The weekends are really odd – totally unstructured. We have
rehearsal for the composition projects, but outside of that it’s quite open.
The training during the weeks is hard, increasingly hard, but that means by
Friday night or Saturday night most of us are looking for some kind of release.
Last night was the Doug Varone Dancers. Tonight drinking, talking, listening to
music, drinking, dancing, talking and drinking. Some of the talking revolves
around the training, but then we move onto other areas – books, music, life at
home, etc. I have been gathering stories on why folks are here and they are all
different and all fascinating. This shit is weird, really weird and it attracts specific people for specific reasons. No one is really here on a whim. The balance
between the intense physical demands of Suzuki are offset but the mind
expanding, perspective shifting of Viewpoints. One without the other does not
make any sense. That balance allows the weirdness to be translated into
specific work and incredibly useful training.
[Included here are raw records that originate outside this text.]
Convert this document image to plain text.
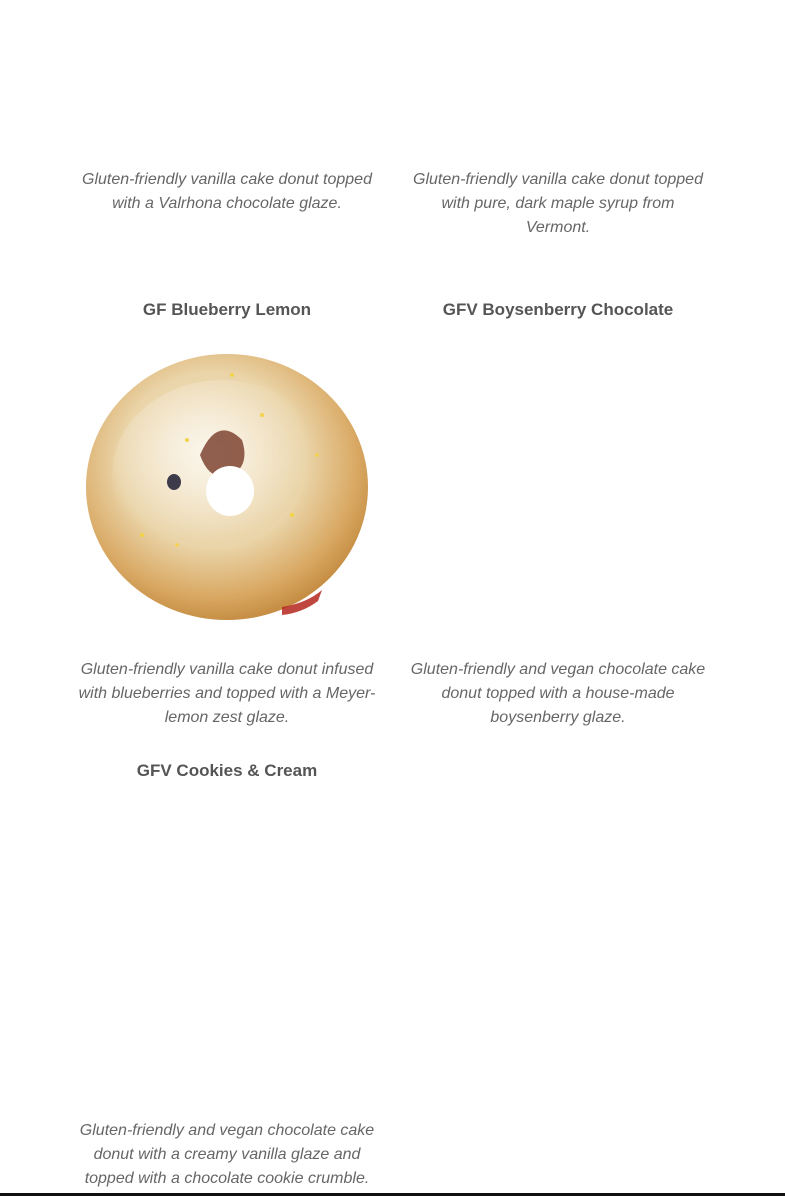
Gluten-friendly vanilla cake donut topped with a Valrhona chocolate glaze.

Gluten-friendly vanilla cake donut topped with pure, dark maple syrup from Vermont.

GF Blueberry Lemon	GFV Boysenberry Chocolate

Gluten-friendly vanilla cake donut infused with blueberries and topped with a Meyer-lemon zest glaze.

Gluten-friendly and vegan chocolate cake donut topped with a house-made boysenberry glaze.

GFV Cookies & Cream

Gluten-friendly and vegan chocolate cake donut with a creamy vanilla glaze and topped with a chocolate cookie crumble.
One of the things that attracts me to this is that I find so
many performances tedious because actors rarely pay attention to their bodies.
I know people say they do, but the words always get in the way and they lead
with talking and emotion. Awareness of the body in space coupled with focused attention
on the feet, the breath, the core allows emotion and meaning to come from
within rather than be imposed. Come from within not necessarily in a
psychological senses, but in the sense that the body is ready to talk, needs to
talk, demands a release of energy. This has such potential to create beautiful
and memorable moments. We have already seen this in both classes.
The other thing I find interesting about everyone’s story is
that we all seem to be working on something. Not just physically, but we are
all searching, questioning, trying to sort out the big life questions of
direction and meaning and goals. At least that is the sense I get. Otherwise –
why go through this? It can’t just be about strengthening the legs – there are
plenty of other ways to do that that are less painful. We have been told that
week three is much more intense than the previous two weeks – largely because
once the vocabulary is sorted out the training starts to take an emotional
toll. It is interesting that they pair that with re-shuffling the morning
groups. While I look forward to getting to know another group, there is also some hesitation there – mainly because we have all reached a certain comfort
level with our groups. Which is exactly why they need to change.
Rehearsal today for the second composition piece. Much more difficult that the first if only for the fact that we have moved from site-specific work to the black box – which we only have access to for like 2 hours before the presentation tomorrow. Hard to have a dialogue with the space like we did with the first piece. Different combination of people leading to a totally different experience. Another great learning opportunity. One of my group members asked me if I planned to direct in the next round, and while it would be fun, I have plenty of opportunities to be “in charge” at home. Although that in charge is rarely in an artistic way, so who knows, perhaps my hand will shoot up before my mind engages to stop it. My big concern would be imposing my will on a group that really doesn’t want to go that way. So maybe it would be an opportunity to listen more. Or maybe my time-obsessed, do things my way, this is the right answer asshole would emerge and dampen the experience for all.